Archaeologists in Israel found a very rare ancient amulet made of clay beneath a parking lot. The piece dates back to the 9th and 10th centuries. The piece was discovered during excavations in a parking lot in the City of David.
The amulet contains an Arabic prayer that experts believe it was used to protect its owner, believed to be named Kareem. “Kareem Trusts in Allah; Lord of the Worlds is Allah,” said the written phrase, according to a translation by Dr. Nitzan Amitai-Preiss of the Rothberg International School at Hebrew University, as reported by the Daily Mail.
The amulet was found between plaster stratifications during the excavation of a small room at the Givati Parking Lot in the City of David, in the Jerusalem Walls National Park.
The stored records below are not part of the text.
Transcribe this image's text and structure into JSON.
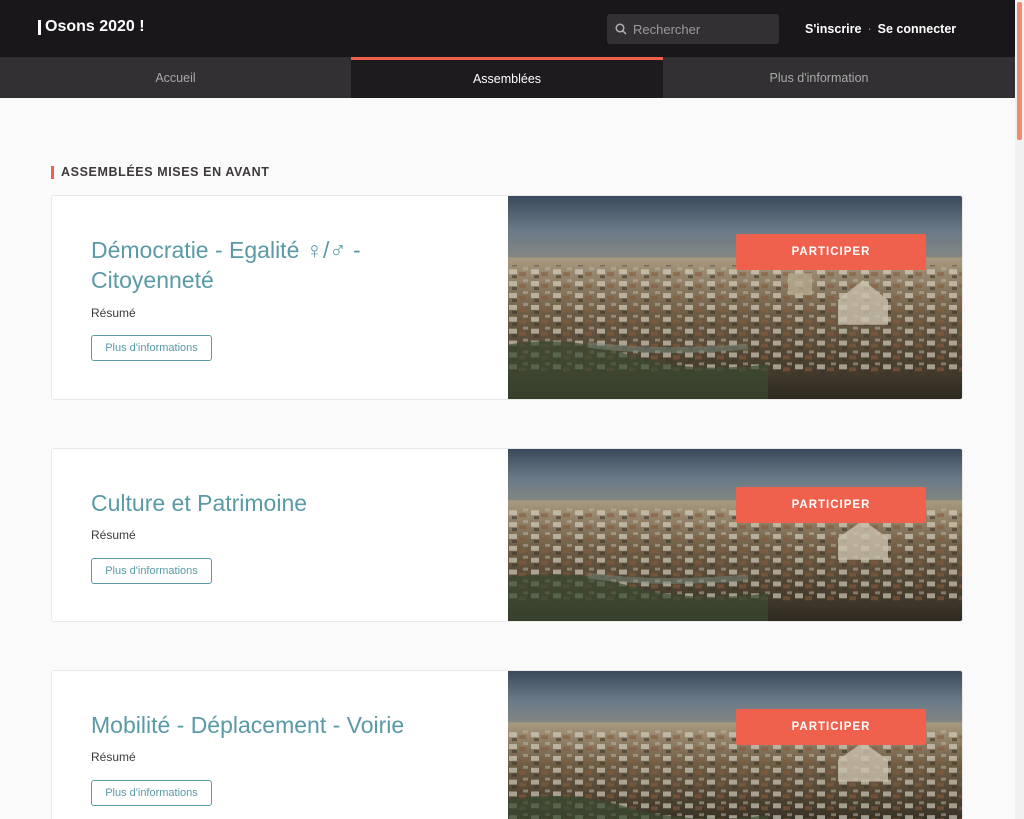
{
  "header": {
    "logo_text": "Osons 2020 !",
    "search_placeholder": "Rechercher",
    "signup_label": "S'inscrire",
    "separator": "·",
    "login_label": "Se connecter"
  },
  "nav": {
    "tabs": [
      {
        "label": "Accueil",
        "active": false
      },
      {
        "label": "Assemblées",
        "active": true
      },
      {
        "label": "Plus d'information",
        "active": false
      }
    ]
  },
  "section": {
    "title": "ASSEMBLÉES MISES EN AVANT"
  },
  "assemblies": [
    {
      "title": "Démocratie - Egalité ♀/♂ - Citoyenneté",
      "summary": "Résumé",
      "more_label": "Plus d'informations",
      "participate_label": "PARTICIPER"
    },
    {
      "title": "Culture et Patrimoine",
      "summary": "Résumé",
      "more_label": "Plus d'informations",
      "participate_label": "PARTICIPER"
    },
    {
      "title": "Mobilité - Déplacement - Voirie",
      "summary": "Résumé",
      "more_label": "Plus d'informations",
      "participate_label": "PARTICIPER"
    }
  ],
  "colors": {
    "accent": "#ef604d",
    "title_teal": "#599aa6",
    "header_bg": "#1a171b",
    "nav_bg": "#323032"
  }
}
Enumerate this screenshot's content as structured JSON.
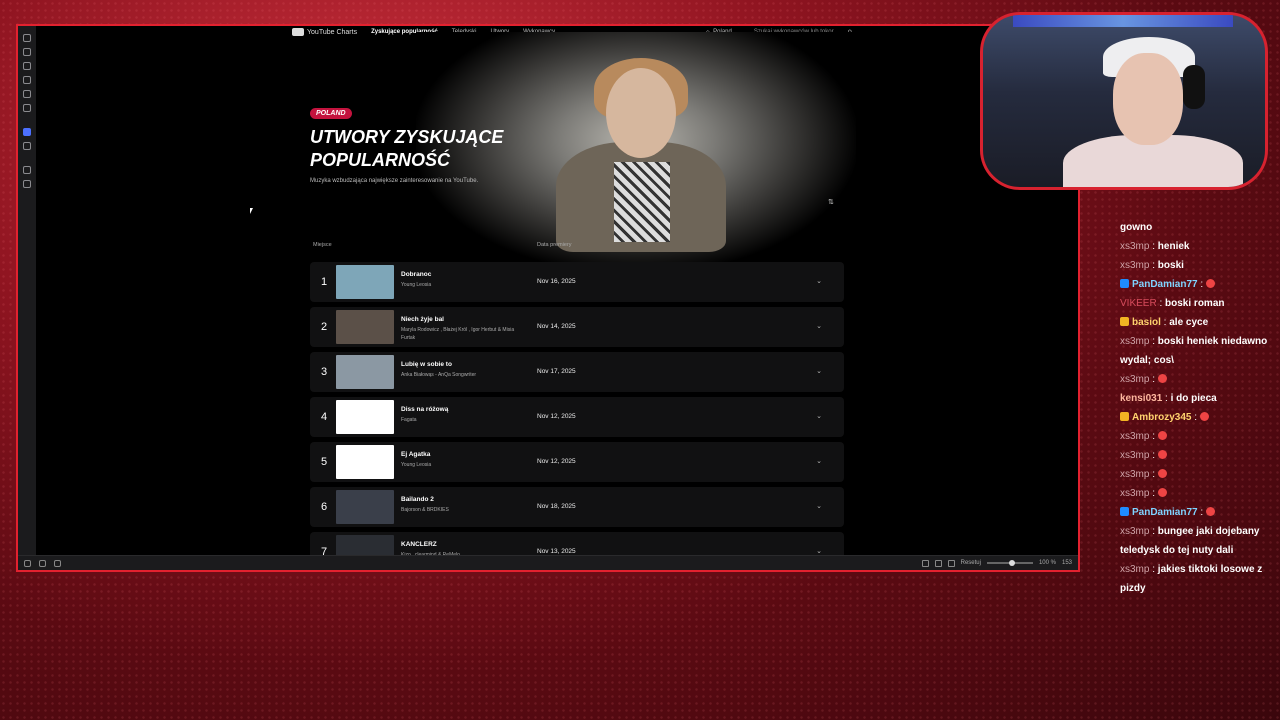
{
  "stream_chat": [
    {
      "user": "",
      "text": "gowno"
    },
    {
      "user": "xs3mp",
      "text": "heniek",
      "style": "grey"
    },
    {
      "user": "xs3mp",
      "text": "boski",
      "style": "grey"
    },
    {
      "user": "PanDamian77",
      "text": "",
      "style": "blue",
      "prefix": "blue"
    },
    {
      "user": "VIKEER",
      "text": "boski roman",
      "style": "pink"
    },
    {
      "user": "basiol",
      "text": "ale cyce",
      "style": "gold",
      "prefix": "gold"
    },
    {
      "user": "xs3mp",
      "text": "boski heniek niedawno wydal; cos\\",
      "style": "grey"
    },
    {
      "user": "xs3mp",
      "text": "",
      "style": "grey"
    },
    {
      "user": "kensi031",
      "text": "i do pieca",
      "style": "mint"
    },
    {
      "user": "Ambrozy345",
      "text": "",
      "style": "gold",
      "prefix": "gold"
    },
    {
      "user": "xs3mp",
      "text": "",
      "style": "grey"
    },
    {
      "user": "xs3mp",
      "text": "",
      "style": "grey"
    },
    {
      "user": "xs3mp",
      "text": "",
      "style": "grey"
    },
    {
      "user": "xs3mp",
      "text": "",
      "style": "grey"
    },
    {
      "user": "PanDamian77",
      "text": "",
      "style": "blue",
      "prefix": "blue"
    },
    {
      "user": "xs3mp",
      "text": "bungee jaki dojebany teledysk do tej nuty dali",
      "style": "grey"
    },
    {
      "user": "xs3mp",
      "text": "jakies tiktoki losowe z pizdy",
      "style": "grey"
    }
  ],
  "page": {
    "nav": {
      "logo": "YouTube Charts",
      "items": [
        "Zyskujące popularność",
        "Teledyski",
        "Utwory",
        "Wykonawcy"
      ],
      "country": "Poland",
      "search_placeholder": "Szukaj wykonawców lub tokor"
    },
    "badge": "POLAND",
    "title": "UTWORY ZYSKUJĄCE POPULARNOŚĆ",
    "subtitle": "Muzyka wzbudzająca największe zainteresowanie na YouTube.",
    "col_rank": "Miejsce",
    "col_date": "Data premiery",
    "rows": [
      {
        "rank": "1",
        "title": "Dobranoc",
        "artist": "Young Leosia",
        "date": "Nov 16, 2025",
        "thumb": "#7ea6b8"
      },
      {
        "rank": "2",
        "title": "Niech żyje bal",
        "artist": "Maryla Rodowicz , Błażej Król , Igor Herbut & Misia Furtak",
        "date": "Nov 14, 2025",
        "thumb": "#5b5048"
      },
      {
        "rank": "3",
        "title": "Lubię w sobie to",
        "artist": "Anka Białowąs - AnQa Songwriter",
        "date": "Nov 17, 2025",
        "thumb": "#8b98a3"
      },
      {
        "rank": "4",
        "title": "Diss na różową",
        "artist": "Fagata",
        "date": "Nov 12, 2025",
        "thumb": "#ffffff"
      },
      {
        "rank": "5",
        "title": "Ej Agatka",
        "artist": "Young Leosia",
        "date": "Nov 12, 2025",
        "thumb": "#ffffff"
      },
      {
        "rank": "6",
        "title": "Bailando 2",
        "artist": "Bajorson & BRDKIES",
        "date": "Nov 18, 2025",
        "thumb": "#3a3f4a"
      },
      {
        "rank": "7",
        "title": "KANCLERZ",
        "artist": "Kizo , clearmind & ReMelo",
        "date": "Nov 13, 2025",
        "thumb": "#2a2d33"
      }
    ]
  },
  "statusbar": {
    "reset": "Resetuj",
    "zoom": "100 %",
    "zoom_fraction": 0.55,
    "num": "153"
  },
  "colors": {
    "accent": "#e3212f",
    "badge": "#c4133e"
  }
}
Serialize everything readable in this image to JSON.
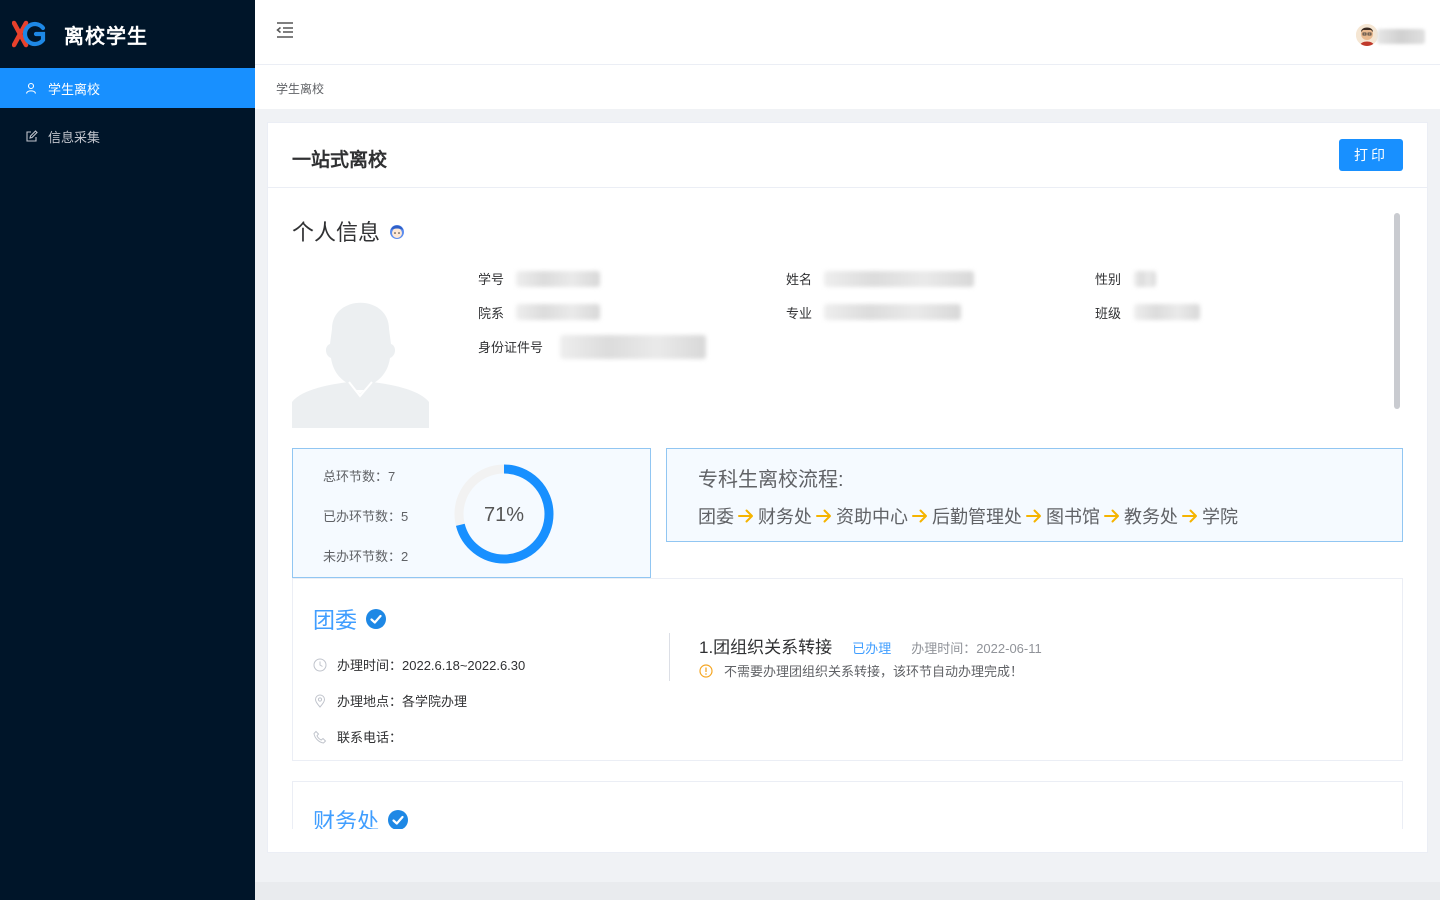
{
  "app": {
    "title": "离校学生"
  },
  "sidebar": {
    "items": [
      {
        "label": "学生离校",
        "icon": "user-icon",
        "active": true
      },
      {
        "label": "信息采集",
        "icon": "edit-icon",
        "active": false
      }
    ]
  },
  "breadcrumb": {
    "current": "学生离校"
  },
  "page": {
    "title": "一站式离校",
    "print_label": "打印"
  },
  "personal": {
    "section_title": "个人信息",
    "fields": {
      "student_no": "学号",
      "name": "姓名",
      "gender": "性别",
      "department": "院系",
      "major": "专业",
      "class": "班级",
      "id_card": "身份证件号"
    }
  },
  "stats": {
    "total": "总环节数：7",
    "done": "已办环节数：5",
    "pending": "未办环节数：2",
    "percent_label": "71%",
    "percent": 71,
    "ring_color": "#1890ff",
    "track_color": "#f2f2f2"
  },
  "flow": {
    "title": "专科生离校流程:",
    "steps": [
      "团委",
      "财务处",
      "资助中心",
      "后勤管理处",
      "图书馆",
      "教务处",
      "学院"
    ],
    "arrow_color": "#f5b400"
  },
  "departments": [
    {
      "name": "团委",
      "time": "办理时间：2022.6.18~2022.6.30",
      "place": "办理地点：各学院办理",
      "phone": "联系电话：",
      "task": {
        "name": "1.团组织关系转接",
        "status": "已办理",
        "time": "办理时间：2022-06-11",
        "note": "不需要办理团组织关系转接，该环节自动办理完成！"
      }
    },
    {
      "name": "财务处"
    }
  ],
  "colors": {
    "primary": "#1890ff",
    "sidebar_bg": "#001529",
    "link": "#409eff"
  }
}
Deliberately buried or lost?
Yet, experts cannot be certain whether this amulet was deliberately buried or simply lost by a man named Kareem since it does not have a hole to thread it on a string. It can therefore be assumed that it was part of a piece of jewelry or placed in some sort of container, as the researchers pointed out.
Dr. Nitzan Amitai-Preiss stated that it is common to find stamps made of semiprecious stones that bear similar inscriptions during the Abbasid period, but this type of clay object, especially one so tiny, is a relatively a rare archaeological find.
According to the directors of the excavation, Prof. Yuval Gadot of Tel Aviv University and Dr. Yiftah Shalev of the Israel Antiquities Authority, “The size of the object, its shape, and the text on it indicate that it was apparently used as an amulet for blessing and protection.”
He told the Haaretz newspaper that: “The purpose of an amulet like this is to gain personal protection.”
These amulets were used since ancient times to seek protection from the evil eye.
Furthermore, pottery shards were found at the same site, including a whole lamp, dating back to the Abbasid period.